RF-Net: An End-to-End Image Matching Network based on Receptive Field

This repository is a Pytorch implementation for

Xuelun Shen, Cheng Wang, Xin Li, Zenglei Yu, Jonathan Li, Chenglu Wen, Ming Cheng, Zijian He. "RF-Net: An End-to-End Image Matching Network based on Receptive Field." In the IEEE Conference on Computer Vision and Pattern Recognition (CVPR), 2019, pp. 8132-8140.

If you use this code in your research, please cite the paper.


Environment

This code is based on Python (3.6.2) and Pytorch (py36_cuda9.2.148_cudnn7.1.4_1), and tested on Ubuntu 16.04 with GeForce RTX 2080 Ti.

Necessary packages are listed in requirements.txt, and please install it by

pip install -r requirements.txt

Usage

Get the data

Download datasets from this link and unzip it, then you will get a data folder.

Get pretrained model

Download pretrained model from this link and unzip it, then you will get a runs folder.

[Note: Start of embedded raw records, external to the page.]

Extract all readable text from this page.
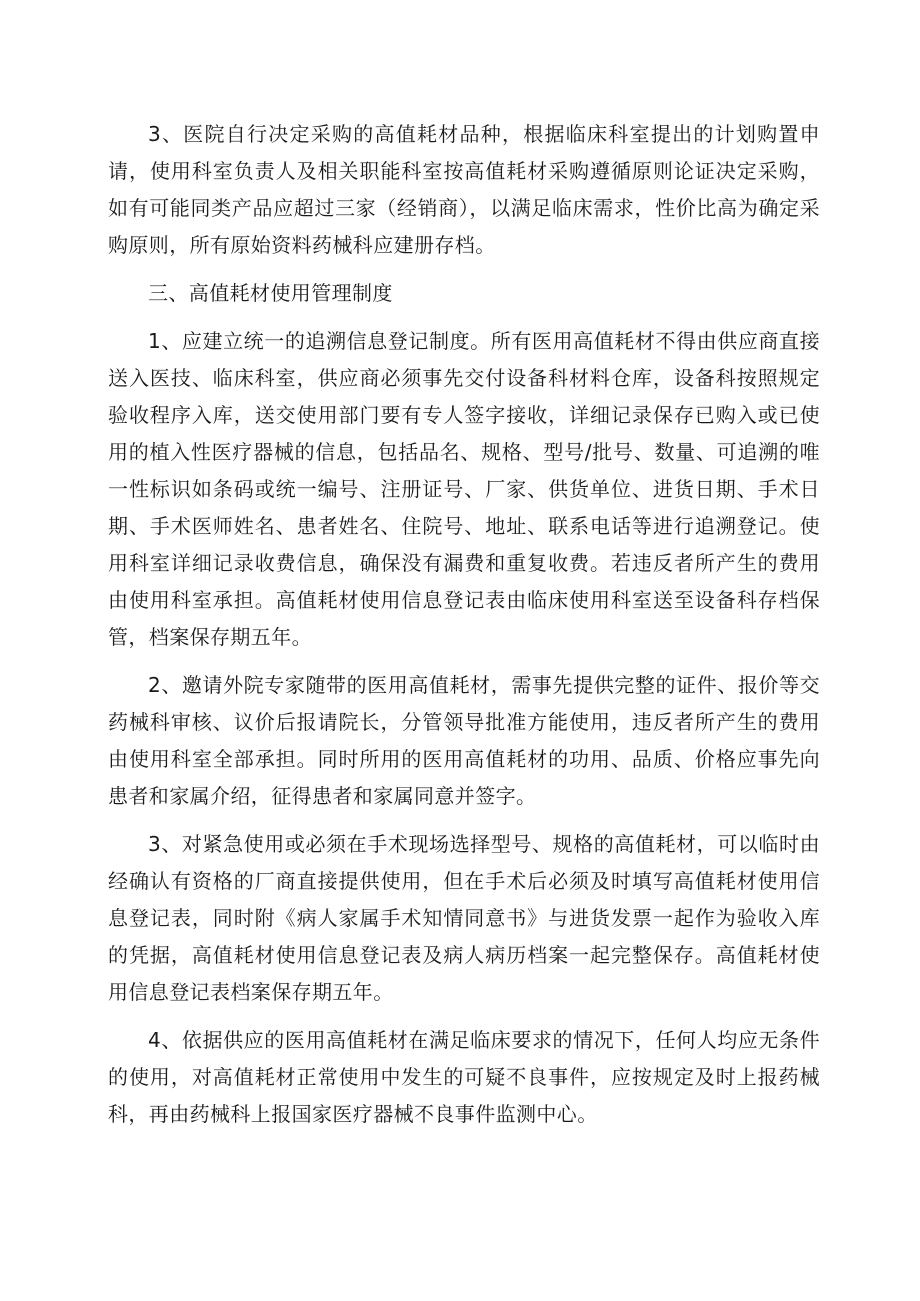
3、医院自行决定采购的高值耗材品种，根据临床科室提出的计划购置申请，使用科室负责人及相关职能科室按高值耗材采购遵循原则论证决定采购，如有可能同类产品应超过三家（经销商），以满足临床需求，性价比高为确定采购原则，所有原始资料药械科应建册存档。

三、高值耗材使用管理制度

1、应建立统一的追溯信息登记制度。所有医用高值耗材不得由供应商直接送入医技、临床科室，供应商必须事先交付设备科材料仓库，设备科按照规定验收程序入库，送交使用部门要有专人签字接收，详细记录保存已购入或已使用的植入性医疗器械的信息，包括品名、规格、型号/批号、数量、可追溯的唯一性标识如条码或统一编号、注册证号、厂家、供货单位、进货日期、手术日期、手术医师姓名、患者姓名、住院号、地址、联系电话等进行追溯登记。使用科室详细记录收费信息，确保没有漏费和重复收费。若违反者所产生的费用由使用科室承担。高值耗材使用信息登记表由临床使用科室送至设备科存档保管，档案保存期五年。

2、邀请外院专家随带的医用高值耗材，需事先提供完整的证件、报价等交药械科审核、议价后报请院长，分管领导批准方能使用，违反者所产生的费用由使用科室全部承担。同时所用的医用高值耗材的功用、品质、价格应事先向患者和家属介绍，征得患者和家属同意并签字。

3、对紧急使用或必须在手术现场选择型号、规格的高值耗材，可以临时由经确认有资格的厂商直接提供使用，但在手术后必须及时填写高值耗材使用信息登记表，同时附《病人家属手术知情同意书》与进货发票一起作为验收入库的凭据，高值耗材使用信息登记表及病人病历档案一起完整保存。高值耗材使用信息登记表档案保存期五年。

4、依据供应的医用高值耗材在满足临床要求的情况下，任何人均应无条件的使用，对高值耗材正常使用中发生的可疑不良事件，应按规定及时上报药械科，再由药械科上报国家医疗器械不良事件监测中心。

Prepare directory structure

Put the data and runs folders to the same directory same as rfnet folder.

The directory structure should be like this:

project
│
└───rfnet
│   │   config.py
│   │   hpatch_dataset.py
│   │   ms.py
│   │   ...
│   │
│   └───model
│   │   │   rf_des.py
│   │   │   rf_det_module.py
│   │   │   rf_det_so.py
│   │   │   ...
│   │   │
│   └───utils
│       │   common_utils.py
│       │   eval_utils.py
│       │   hpatch_to_csv.py
│       │   ...
│
└───data
|   │
|   └───hpatch_v_sequence
|   │
|   └───hpatch_i_sequence
|   │
|   └───EFDataset
|
└───runs

Training

# the number 0 means the first GPU on your machine.
sh train.sh 0

Evaluation

# the number 0 means the first GPU on your machine.
# parameter 'root' represents the path to your runs folder
# parameter 'date' represents the date when you saved your model
# parameter 'model' represents the model name
sh ms.sh 0 $root $date $model

# if you try to run the pretrained model
# the command should be like:
sh ms.sh 0 /home/sxl/DL/runs 10_24_09_25 e121_NN_0.480_NNT_0.655_NNDR_0.813_MeanMS_0.649.pth.tar

Acknowledgement

We would like to thank

EF dataset [1]

HPatches dataset [2]

for providing the image data.

[1] Zitnick, C.L., & Ramnath, K. (2011). Edge foci interest points. 2011 International Conference on Computer Vision (ICCV), 359-366.

[2] Balntas, V., Lenc, K., Vedaldi, A., & Mikolajczyk, K. (2017). HPatches: A Benchmark and Evaluation of Handcrafted and Learned Local Descriptors. 2017 IEEE Conference on Computer Vision and Pattern Recognition (CVPR), 3852-3861.